Getting image source signatures
Copying blob sha256:df20fa9351a15782c64e6dddb2d4a6f50bf6d3688060a34c4014b0d9a752eb4c
Copying config sha256:a24bb4013296f61e89ba57005a7b3e52274d8edd3ae2077d04395f806b63d83e
Writing manifest to image destination
Storing signatures
Error: cannot chown /home/podman/.local/share/containers/storage/overlay/a961612a554f99da2616ae7ace0210f23eaf479b5a356321d1390eae4f523a37/merged to 0:0: chown /home/podman/.local/share/containers/storage/overlay/a961612a554f99da2616ae7ace0210f23eaf479b5a356321d1390eae4f523a37/merged: operation not permitted
jskov-jyskebank-dk commented 4 years ago

FWIW I see the same inside a rootless OpenShift container:

I can use podman build to build images (using VFS).

But I still have to use buildah to run a dynamic command line (same problem as Daniel noted, as I recall).

smekkley commented 4 years ago

I'm curious about the implementation. It's disabled to create new cgroup? But but I assume it's different from buildah isolation chroot mode, if it's not working properly.

I'd also like to add that most users don't need network, ipc and pid isolation, if that makes you guys development easier. As for filesystem, it doesn't have to be completely isolated as well. buildah chroot mode is quite fine.

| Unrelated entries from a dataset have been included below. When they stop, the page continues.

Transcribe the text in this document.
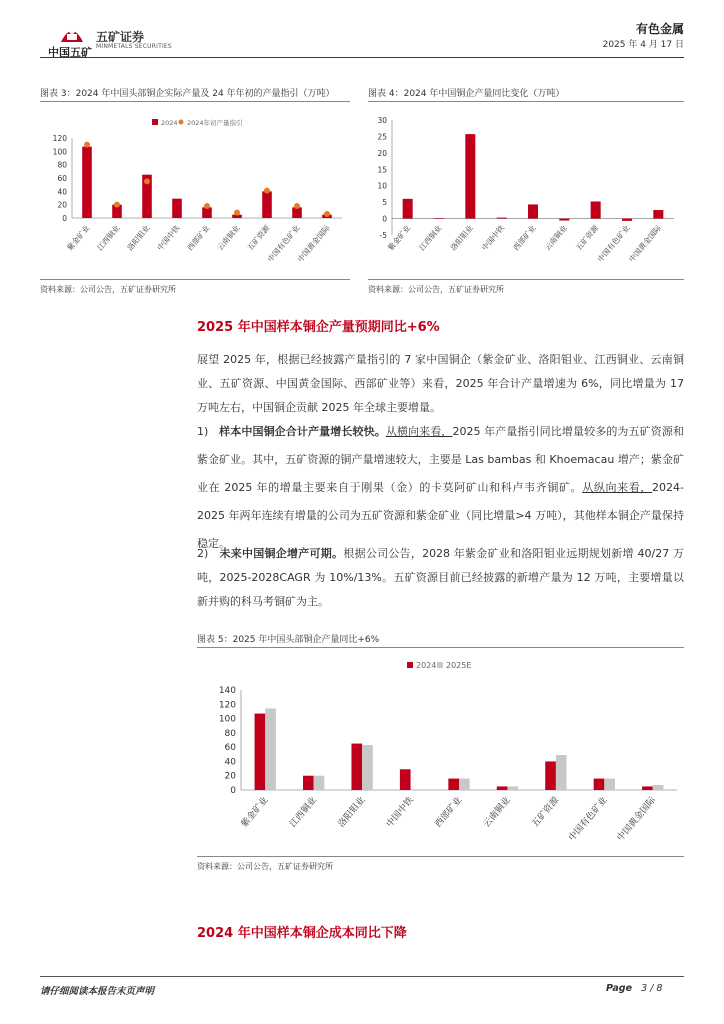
五矿证券
MINMETALS SECURITIES
中国五矿
有色金属
2025 年 4 月 17 日
图表 3：2024 年中国头部铜企实际产量及 24 年年初的产量指引（万吨）
0
20
40
60
80
100
120
2024 2024年初产量指引
紫金矿业 江西铜业 洛阳钼业 中国中铁 西部矿业 云南铜业 五矿资源
中国有色矿业
中国黄金国际
资料来源：公司公告，五矿证券研究所
图表 4：2024 年中国铜企产量同比变化（万吨）
-5
0
5
10
15
20
25
30
紫金矿业 江西铜业 洛阳钼业 中国中铁 西部矿业 云南铜业 五矿资源
中国有色矿业
中国黄金国际
资料来源：公司公告，五矿证券研究所
2025 年中国样本铜企产量预期同比+6%
展望 2025 年，根据已经披露产量指引的 7 家中国铜企（紫金矿业、洛阳钼业、江西铜业、云南铜业、五矿资源、中国黄金国际、西部矿业等）来看，2025 年合计产量增速为 6%，同比增量为 17 万吨左右，中国铜企贡献 2025 年全球主要增量。
1) 样本中国铜企合计产量增长较快。从横向来看，2025 年产量指引同比增量较多的为五矿资源和紫金矿业。其中，五矿资源的铜产量增速较大，主要是 Las bambas 和 Khoemacau 增产；紫金矿业在 2025 年的增量主要来自于刚果（金）的卡莫阿矿山和科卢韦齐铜矿。从纵向来看，2024-2025 年两年连续有增量的公司为五矿资源和紫金矿业（同比增量>4 万吨），其他样本铜企产量保持稳定。
2) 未来中国铜企增产可期。根据公司公告，2028 年紫金矿业和洛阳钼业远期规划新增 40/27 万吨，2025-2028CAGR 为 10%/13%。五矿资源目前已经披露的新增产量为 12 万吨，主要增量以新并购的科马考铜矿为主。
图表 5：2025 年中国头部铜企产量同比+6%
0
20
40
60
80
100
120
140
2024 2025E
紫金矿业 江西铜业 洛阳钼业 中国中铁 西部矿业 云南铜业 五矿资源 中国有色矿业 中国黄金国际
资料来源：公司公告，五矿证券研究所
2024 年中国样本铜企成本同比下降
请仔细阅读本报告末页声明	Page 3 / 8
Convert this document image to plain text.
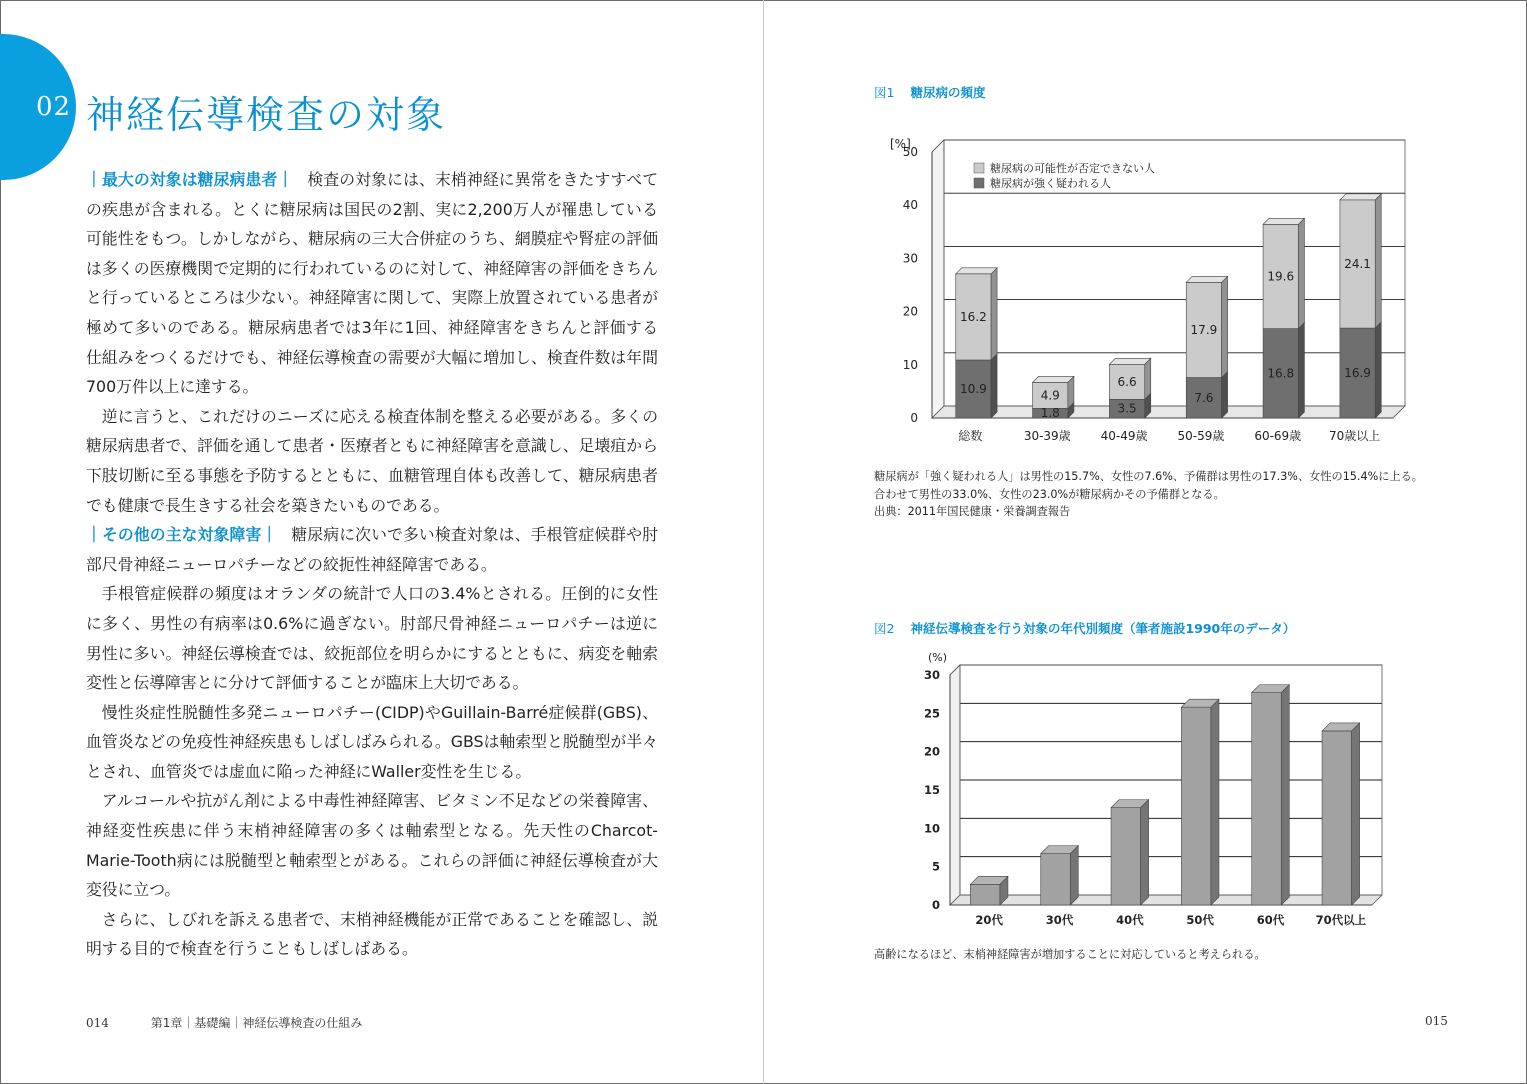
02 神経伝導検査の対象

｜最大の対象は糖尿病患者｜ 検査の対象には、末梢神経に異常をきたすすべての疾患が含まれる。とくに糖尿病は国民の2割、実に2,200万人が罹患している可能性をもつ。しかしながら、糖尿病の三大合併症のうち、網膜症や腎症の評価は多くの医療機関で定期的に行われているのに対して、神経障害の評価をきちんと行っているところは少ない。神経障害に関して、実際上放置されている患者が極めて多いのである。糖尿病患者では3年に1回、神経障害をきちんと評価する仕組みをつくるだけでも、神経伝導検査の需要が大幅に増加し、検査件数は年間700万件以上に達する。

逆に言うと、これだけのニーズに応える検査体制を整える必要がある。多くの糖尿病患者で、評価を通して患者・医療者ともに神経障害を意識し、足壊疽から下肢切断に至る事態を予防するとともに、血糖管理自体も改善して、糖尿病患者でも健康で長生きする社会を築きたいものである。

｜その他の主な対象障害｜ 糖尿病に次いで多い検査対象は、手根管症候群や肘部尺骨神経ニューロパチーなどの絞扼性神経障害である。

手根管症候群の頻度はオランダの統計で人口の3.4%とされる。圧倒的に女性に多く、男性の有病率は0.6%に過ぎない。肘部尺骨神経ニューロパチーは逆に男性に多い。神経伝導検査では、絞扼部位を明らかにするとともに、病変を軸索変性と伝導障害とに分けて評価することが臨床上大切である。

慢性炎症性脱髄性多発ニューロパチー(CIDP)やGuillain-Barré症候群(GBS)、血管炎などの免疫性神経疾患もしばしばみられる。GBSは軸索型と脱髄型が半々とされ、血管炎では虚血に陥った神経にWaller変性を生じる。

アルコールや抗がん剤による中毒性神経障害、ビタミン不足などの栄養障害、神経変性疾患に伴う末梢神経障害の多くは軸索型となる。先天性のCharcot-Marie-Tooth病には脱髄型と軸索型とがある。これらの評価に神経伝導検査が大変役に立つ。

さらに、しびれを訴える患者で、末梢神経機能が正常であることを確認し、説明する目的で検査を行うこともしばしばある。

014	第1章｜基礎編｜神経伝導検査の仕組み
図1 糖尿病の頻度
0
10
20
30
40
50
[%]
10.9
16.2
総数
1.8
4.9
30-39歳
3.5
6.6
40-49歳
7.6
17.9
50-59歳
16.8
19.6
60-69歳
16.9
24.1
70歳以上
糖尿病の可能性が否定できない人
糖尿病が強く疑われる人
糖尿病が「強く疑われる人」は男性の15.7%、女性の7.6%、予備群は男性の17.3%、女性の15.4%に上る。
合わせて男性の33.0%、女性の23.0%が糖尿病かその予備群となる。
出典：2011年国民健康・栄養調査報告
図2 神経伝導検査を行う対象の年代別頻度（筆者施設1990年のデータ）
0
5
10
15
20
25
30
(%)
20代	30代	40代	50代	60代	70代以上
高齢になるほど、末梢神経障害が増加することに対応していると考えられる。
015
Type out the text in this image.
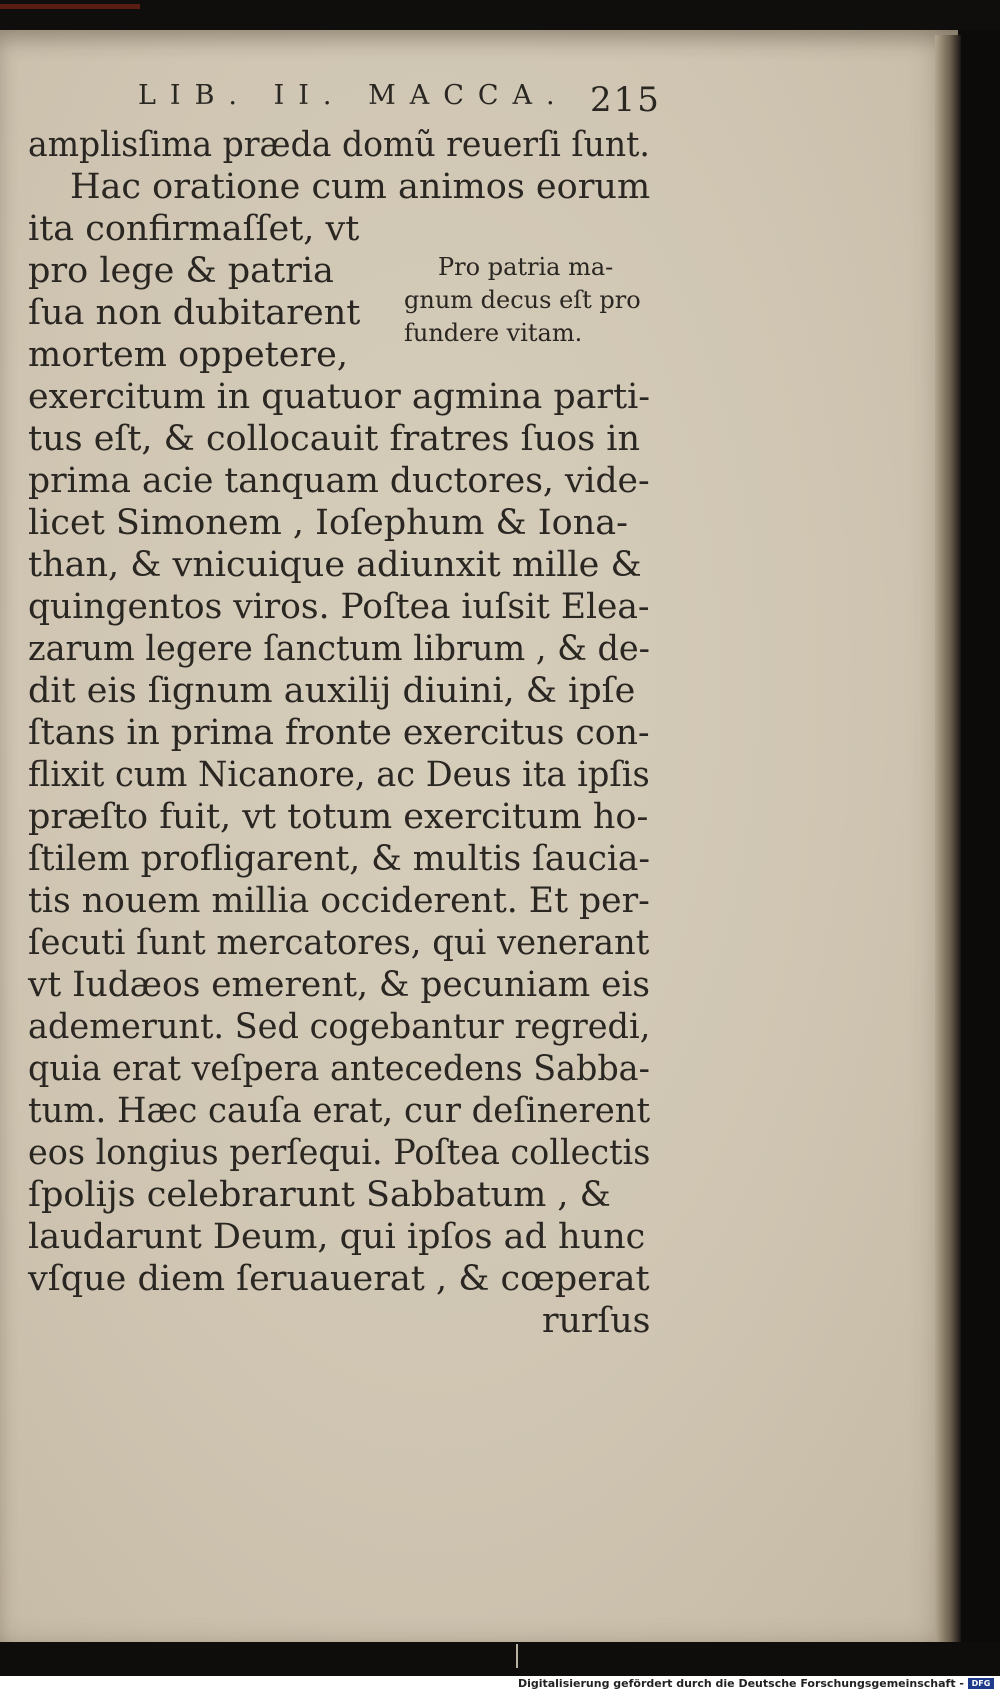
LIB. II. MACCA. 215
amplisſima præda domũ reuerſi ſunt.
Hac oratione cum animos eorum
ita confirmaſſet, vt
pro lege & patria
ſua non dubitarent
mortem oppetere,
Pro patria ma-
gnum decus eſt pro
fundere vitam.
exercitum in quatuor agmina parti-
tus eſt, & collocauit fratres ſuos in
prima acie tanquam ductores, vide-
licet Simonem , Ioſephum & Iona-
than, & vnicuique adiunxit mille &
quingentos viros. Poſtea iuſsit Elea-
zarum legere ſanctum librum , & de-
dit eis ſignum auxilij diuini, & ipſe
ſtans in prima fronte exercitus con-
flixit cum Nicanore, ac Deus ita ipſis
præſto fuit, vt totum exercitum ho-
ſtilem profligarent, & multis ſaucia-
tis nouem millia occiderent. Et per-
ſecuti ſunt mercatores, qui venerant
vt Iudæos emerent, & pecuniam eis
ademerunt. Sed cogebantur regredi,
quia erat veſpera antecedens Sabba-
tum. Hæc cauſa erat, cur deſinerent
eos longius perſequi. Poſtea collectis
ſpolijs celebrarunt Sabbatum , &
laudarunt Deum, qui ipſos ad hunc
vſque diem ſeruauerat , & cœperat
rurſus
Digitalisierung gefördert durch die Deutsche Forschungsgemeinschaft - DFG
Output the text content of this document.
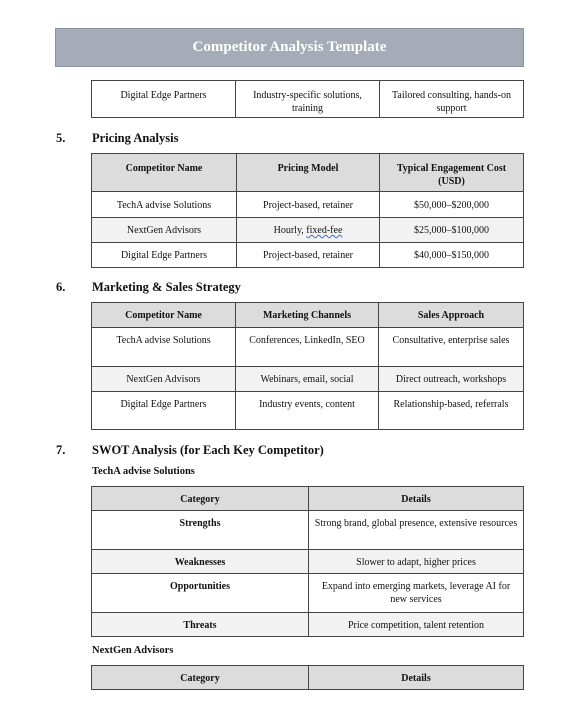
Competitor Analysis Template
Digital Edge Partners	Industry-specific solutions, training	Tailored consulting, hands-on support
5. Pricing Analysis
Competitor Name	Pricing Model	Typical Engagement Cost (USD)
TechA advise Solutions	Project-based, retainer	$50,000–$200,000
NextGen Advisors	Hourly, fixed-fee	$25,000–$100,000
Digital Edge Partners	Project-based, retainer	$40,000–$150,000
6. Marketing & Sales Strategy
Competitor Name	Marketing Channels	Sales Approach
TechA advise Solutions	Conferences, LinkedIn, SEO	Consultative, enterprise sales
NextGen Advisors	Webinars, email, social	Direct outreach, workshops
Digital Edge Partners	Industry events, content	Relationship-based, referrals
7. SWOT Analysis (for Each Key Competitor)
TechA advise Solutions
Category	Details
Strengths	Strong brand, global presence, extensive resources
Weaknesses	Slower to adapt, higher prices
Opportunities	Expand into emerging markets, leverage AI for new services
Threats	Price competition, talent retention
NextGen Advisors
Category	Details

tvvignesh commented 4 years ago

@rhatdan @AkihiroSuda Hi. I wanted to use Podman to build images in my Gitlab CI pipeline using Kubernetes executor and I have set a restricted PSP (Using exactly this: https://raw.githubusercontent.com/kubernetes/website/master/content/en/examples/policy/restricted-psp.yaml) where no capabilities are added and root access is disabled.

Since the build is running in kubernetes directly, there is no docker involved, its directly running within unpriviliged containerd with no root access in Kubernetes.

I get the same error as mentioned:

Capture

And this is how the sample pipeline looks:

image: "quay.io/podman/stable"

buildah:
  tags:
    - development
    - ops
  variables:
    STORAGE_DRIVER: "vfs"
    BUILDAH_FORMAT: "docker"
    IMAGE_TAG: $CI_REGISTRY_IMAGE:edge
  script:
    - podman version
    - whoami
    - echo "Logging into $CI_REGISTRY"
    - podman login -u gitlab-ci-token -p $CI_BUILD_TOKEN $CI_REGISTRY
    - podman build -t ${IMAGE_TAG} .
    - podman images
    - podman push ${IMAGE_TAG}
    - podman logout $CI_REGISTRY

May I know how I can get this to work? Would it not work with the current PSP? Should I be changing something else? Thanks.